← Project Uganda 2018 ~ Alyssa Devlin #3
This young man photographed with me is Gilbert, he is one of the many beautiful children of Fundo Primary School. He and I formed a wonderful connection from the first day we met.
After introducing myself and doing a funny little demonstration in front of the class, he would give off a very subtle laugh each time I approached his table. After only a few hours of working within the class he began to wait for me to walk past and he would subtly call “Alyssa Alyssa”(which sounded like Alesha) when his group needed help. I later learnt his name, and he loved that I remembered it (this was a task and a half initially).

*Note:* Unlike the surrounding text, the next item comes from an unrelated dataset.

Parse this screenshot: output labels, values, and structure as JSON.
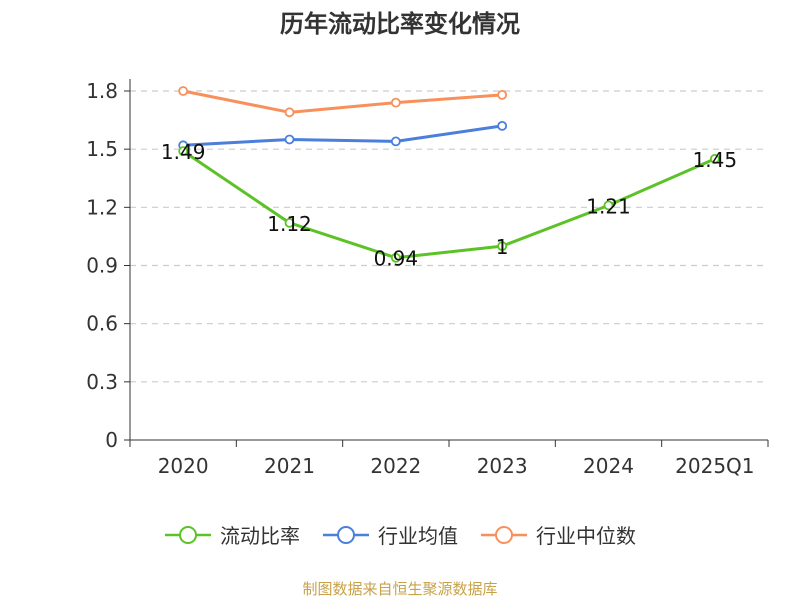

I probably don’t have enough time or space to document fully how our funny little friendship evolved over those 5 days, but boy does it stick with me.
I sit here and I can’t help but cry. He knew by the end of those days that I was a safe place, and this withdrawn seemingly shy young man began to open up. He became my subtle little side kick in the class room, and there was not one day that he didn’t come and find me to say goodbye before leaving.

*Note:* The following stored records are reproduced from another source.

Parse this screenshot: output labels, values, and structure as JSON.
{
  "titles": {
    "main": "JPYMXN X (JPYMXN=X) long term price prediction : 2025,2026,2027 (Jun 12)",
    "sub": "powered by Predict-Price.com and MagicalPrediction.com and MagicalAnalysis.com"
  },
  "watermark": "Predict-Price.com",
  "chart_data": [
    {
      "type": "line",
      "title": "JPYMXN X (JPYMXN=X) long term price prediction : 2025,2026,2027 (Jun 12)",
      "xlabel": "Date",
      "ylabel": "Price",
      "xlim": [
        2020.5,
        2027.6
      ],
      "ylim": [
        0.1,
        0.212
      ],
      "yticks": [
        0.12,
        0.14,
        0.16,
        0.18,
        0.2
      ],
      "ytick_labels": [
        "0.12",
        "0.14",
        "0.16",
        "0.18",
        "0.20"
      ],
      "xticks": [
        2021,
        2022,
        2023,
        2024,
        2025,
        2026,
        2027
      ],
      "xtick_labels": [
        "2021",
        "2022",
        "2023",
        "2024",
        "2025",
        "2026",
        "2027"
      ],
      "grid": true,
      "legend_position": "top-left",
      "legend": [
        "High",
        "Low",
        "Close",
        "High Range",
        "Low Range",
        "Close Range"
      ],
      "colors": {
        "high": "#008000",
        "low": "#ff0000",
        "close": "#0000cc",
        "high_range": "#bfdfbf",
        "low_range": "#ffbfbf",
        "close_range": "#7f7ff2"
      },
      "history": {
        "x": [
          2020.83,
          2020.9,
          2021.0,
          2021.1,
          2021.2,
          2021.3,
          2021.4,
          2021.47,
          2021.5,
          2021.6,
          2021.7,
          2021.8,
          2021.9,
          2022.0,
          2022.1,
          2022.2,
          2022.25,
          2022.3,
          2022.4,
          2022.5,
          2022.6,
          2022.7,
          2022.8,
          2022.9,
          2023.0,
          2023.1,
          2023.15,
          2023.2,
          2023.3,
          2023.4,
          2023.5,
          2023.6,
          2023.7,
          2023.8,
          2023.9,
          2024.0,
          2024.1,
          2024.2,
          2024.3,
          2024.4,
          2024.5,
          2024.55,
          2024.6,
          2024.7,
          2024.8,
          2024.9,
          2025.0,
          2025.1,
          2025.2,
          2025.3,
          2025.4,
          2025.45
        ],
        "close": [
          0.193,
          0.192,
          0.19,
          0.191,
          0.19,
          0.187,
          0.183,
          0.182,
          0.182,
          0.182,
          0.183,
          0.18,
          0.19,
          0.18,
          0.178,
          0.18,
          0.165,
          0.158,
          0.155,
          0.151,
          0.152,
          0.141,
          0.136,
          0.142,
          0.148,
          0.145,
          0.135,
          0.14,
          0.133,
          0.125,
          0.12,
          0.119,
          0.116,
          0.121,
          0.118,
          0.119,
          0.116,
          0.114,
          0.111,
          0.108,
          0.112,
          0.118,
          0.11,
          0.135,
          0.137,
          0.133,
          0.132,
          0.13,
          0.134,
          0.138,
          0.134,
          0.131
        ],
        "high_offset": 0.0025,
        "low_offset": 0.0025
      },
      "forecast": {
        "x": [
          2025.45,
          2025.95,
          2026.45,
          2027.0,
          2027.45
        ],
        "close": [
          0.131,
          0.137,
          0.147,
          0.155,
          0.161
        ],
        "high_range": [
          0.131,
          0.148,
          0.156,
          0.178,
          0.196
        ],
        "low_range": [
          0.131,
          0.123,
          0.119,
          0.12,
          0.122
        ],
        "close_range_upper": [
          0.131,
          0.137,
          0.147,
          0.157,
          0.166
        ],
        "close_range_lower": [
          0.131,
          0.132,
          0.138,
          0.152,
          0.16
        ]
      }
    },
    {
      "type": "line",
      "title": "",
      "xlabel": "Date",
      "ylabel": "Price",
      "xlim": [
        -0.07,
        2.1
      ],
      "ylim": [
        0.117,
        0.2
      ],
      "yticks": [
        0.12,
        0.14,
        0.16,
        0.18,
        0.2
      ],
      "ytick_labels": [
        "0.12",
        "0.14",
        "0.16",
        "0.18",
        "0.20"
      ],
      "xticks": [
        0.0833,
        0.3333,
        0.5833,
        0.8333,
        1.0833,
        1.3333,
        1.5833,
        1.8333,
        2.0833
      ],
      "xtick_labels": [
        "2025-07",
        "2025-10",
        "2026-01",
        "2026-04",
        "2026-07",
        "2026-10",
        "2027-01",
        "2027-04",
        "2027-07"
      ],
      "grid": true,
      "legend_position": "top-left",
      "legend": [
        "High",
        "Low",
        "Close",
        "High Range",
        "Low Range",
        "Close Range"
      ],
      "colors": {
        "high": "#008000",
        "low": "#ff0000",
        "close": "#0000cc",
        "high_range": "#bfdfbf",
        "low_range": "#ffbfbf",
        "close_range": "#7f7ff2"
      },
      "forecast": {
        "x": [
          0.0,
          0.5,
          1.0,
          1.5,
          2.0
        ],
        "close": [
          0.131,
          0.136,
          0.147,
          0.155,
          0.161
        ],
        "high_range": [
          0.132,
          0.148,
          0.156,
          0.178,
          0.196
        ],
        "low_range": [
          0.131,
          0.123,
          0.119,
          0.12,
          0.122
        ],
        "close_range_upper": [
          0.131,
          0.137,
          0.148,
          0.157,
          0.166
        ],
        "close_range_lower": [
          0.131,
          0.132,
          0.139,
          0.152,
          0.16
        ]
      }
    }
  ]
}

He would somehow always find me, and me him in amongst the sea of beautiful brown eyes. Then he’d give me this comfortable wave, and head nod followed by his gentle smile.

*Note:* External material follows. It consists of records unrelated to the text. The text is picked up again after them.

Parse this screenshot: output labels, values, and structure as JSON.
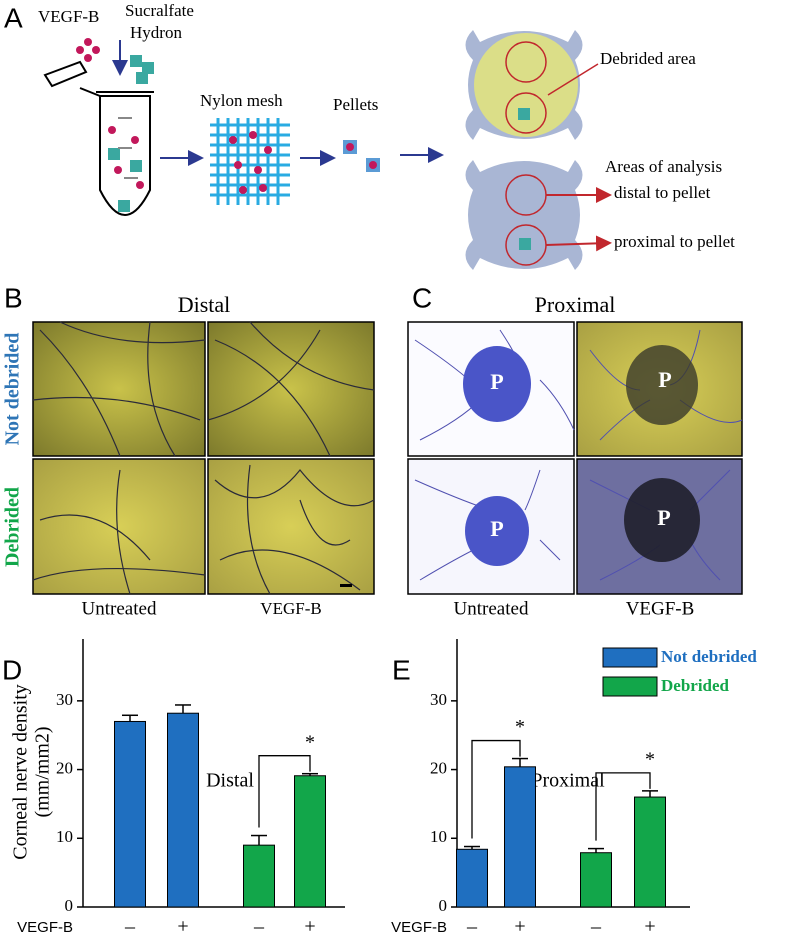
{
  "panel_a": {
    "label": "A",
    "vegf_b": "VEGF-B",
    "sucralfate": "Sucralfate",
    "hydron": "Hydron",
    "nylon_mesh": "Nylon mesh",
    "pellets": "Pellets",
    "debrided_area": "Debrided area",
    "areas_of_analysis": "Areas of analysis",
    "distal": "distal to pellet",
    "proximal": "proximal to pellet"
  },
  "panel_b": {
    "label": "B",
    "title": "Distal",
    "rows": [
      "Not debrided",
      "Debrided"
    ],
    "columns": [
      "Untreated",
      "VEGF-B"
    ]
  },
  "panel_c": {
    "label": "C",
    "title": "Proximal",
    "columns": [
      "Untreated",
      "VEGF-B"
    ],
    "pellet_labels": [
      "P",
      "P",
      "P",
      "P"
    ]
  },
  "chart_data": [
    {
      "type": "bar",
      "panel_label": "D",
      "title": "Distal",
      "ylabel": [
        "Corneal nerve density",
        "(mm/mm2)"
      ],
      "xlabel": "VEGF-B",
      "categories": [
        "–",
        "+",
        "–",
        "+"
      ],
      "series": [
        {
          "name": "Not debrided",
          "color": "#1f6fc0",
          "values": [
            27,
            28.2,
            null,
            null
          ],
          "errors": [
            0.9,
            1.2,
            null,
            null
          ]
        },
        {
          "name": "Debrided",
          "color": "#12a64a",
          "values": [
            null,
            null,
            9,
            19.1
          ],
          "errors": [
            null,
            null,
            1.4,
            0.3
          ]
        }
      ],
      "significance": [
        {
          "label": "*",
          "categories": [
            2,
            3
          ]
        }
      ],
      "ylim": [
        0,
        39
      ],
      "yticks": [
        0,
        10,
        20,
        30
      ],
      "legend": false
    },
    {
      "type": "bar",
      "panel_label": "E",
      "title": "Proximal",
      "xlabel": "VEGF-B",
      "categories": [
        "–",
        "+",
        "–",
        "+"
      ],
      "series": [
        {
          "name": "Not debrided",
          "color": "#1f6fc0",
          "values": [
            8.4,
            20.4,
            null,
            null
          ],
          "errors": [
            0.4,
            1.2,
            null,
            null
          ]
        },
        {
          "name": "Debrided",
          "color": "#12a64a",
          "values": [
            null,
            null,
            7.9,
            16
          ],
          "errors": [
            null,
            null,
            0.6,
            0.9
          ]
        }
      ],
      "significance": [
        {
          "label": "*",
          "categories": [
            0,
            1
          ]
        },
        {
          "label": "*",
          "categories": [
            2,
            3
          ]
        }
      ],
      "ylim": [
        0,
        39
      ],
      "yticks": [
        0,
        10,
        20,
        30
      ],
      "legend": "top-right"
    }
  ]
}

When we were driving off for the last time, he held my hand briefly through the window as we said goodbye. “Will you come back?” he asked me.
All I could say was “I really hope I can see you again Gilbert, I’ll be praying for you and telling my friends and family about you! See you soon”.
And that is only one of many little ones that have captured a piece of my heart! Each of their little faces show hardship and loss, and it is easy to get overwhelmed with the large sea of lack. But you should have seen the joy that flowed, as we invested time into them. As we discussed important (somewhat unspoken)topics, guided them through basic tailoring skills, and demonstrated hygiene practices. They became like family to our team.
It didn’t matter to them whether they only received a toothbrush, one item of clothing, or a bag of marbles or soccer ball to share. It was the time that we invested, the small yet pivotal skills, and the relationships that mattered.
Reaching the one will always be worth it!"